JAKARTA, GRESNEWS.COM - Polemik mengenai tumpang tindihnya penggunaan tanah di kawasan hutan ternyata menjadi masalah serius yang harus diselesaikan. Hal ini terbukti dari diadakannya pertemuan tiga kementerian dan lembaga yang digagas Komisi Pemberantasan Korupsi (KPK). Dalam pertemuan ini, KPK bersama Kementerian Kehutanan dan Lingkungan Hidup (Kemenhut dan LH), Badan Pertanahan Nasional (BPN) serta Kementerian Dalam Negeri (Kemendagri) kembali melakukan koordinasi lanjutan untuk membahas masalah tersebut.
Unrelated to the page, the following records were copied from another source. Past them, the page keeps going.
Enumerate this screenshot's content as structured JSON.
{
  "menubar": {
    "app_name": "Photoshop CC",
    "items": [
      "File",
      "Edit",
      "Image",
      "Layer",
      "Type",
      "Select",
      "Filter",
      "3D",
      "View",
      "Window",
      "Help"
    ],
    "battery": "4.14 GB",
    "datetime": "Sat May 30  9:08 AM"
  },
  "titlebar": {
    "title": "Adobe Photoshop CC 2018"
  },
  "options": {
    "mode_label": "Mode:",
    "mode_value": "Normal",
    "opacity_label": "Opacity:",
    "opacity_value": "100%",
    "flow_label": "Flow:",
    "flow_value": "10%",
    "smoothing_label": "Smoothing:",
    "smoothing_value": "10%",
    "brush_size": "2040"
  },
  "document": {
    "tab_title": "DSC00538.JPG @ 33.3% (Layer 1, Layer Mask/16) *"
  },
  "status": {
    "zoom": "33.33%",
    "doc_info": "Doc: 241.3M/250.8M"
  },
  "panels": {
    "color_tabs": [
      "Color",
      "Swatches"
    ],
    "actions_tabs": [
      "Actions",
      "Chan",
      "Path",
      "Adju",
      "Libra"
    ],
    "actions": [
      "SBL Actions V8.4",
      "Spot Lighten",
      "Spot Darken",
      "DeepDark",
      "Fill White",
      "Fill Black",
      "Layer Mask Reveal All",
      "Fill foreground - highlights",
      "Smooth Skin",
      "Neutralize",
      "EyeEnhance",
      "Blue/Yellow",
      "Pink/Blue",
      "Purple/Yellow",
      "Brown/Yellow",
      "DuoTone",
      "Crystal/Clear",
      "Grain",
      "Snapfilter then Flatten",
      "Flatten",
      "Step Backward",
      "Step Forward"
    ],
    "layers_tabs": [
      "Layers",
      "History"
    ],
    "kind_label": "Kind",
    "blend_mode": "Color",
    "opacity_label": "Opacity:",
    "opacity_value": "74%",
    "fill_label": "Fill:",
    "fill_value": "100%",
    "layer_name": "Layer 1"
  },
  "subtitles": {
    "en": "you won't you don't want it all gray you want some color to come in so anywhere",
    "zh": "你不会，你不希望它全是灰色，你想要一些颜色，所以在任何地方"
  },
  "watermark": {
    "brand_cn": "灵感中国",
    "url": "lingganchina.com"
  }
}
Wakil Ketua KPK Bambang Widjojanto mengatakan, pertemuan ini untuk memastikan seluruh reaksi dari agenda aksi yang disepakati sejak beberapa waktu lalu. Selain itu, juga menjadi ajang tatap muka dan koordinasi mengenai masalah tersebut pasca dibentuknya pemerintahan yang baru.

"Di Kementerian ada nomenklatur baru mengenai kementerian, kemudian pimpinan-pimpinannya orang-orang yang menduduki posisi baru. Kami ingin memastikan untuk sharing bersama apa yang sudah kita lakukan dan apa saja yang mungkin muncul menjadi masalah yang harus kita selesaikan bersama," kata Bambang kepada wartawan di Kantornya, Jumat (7/11).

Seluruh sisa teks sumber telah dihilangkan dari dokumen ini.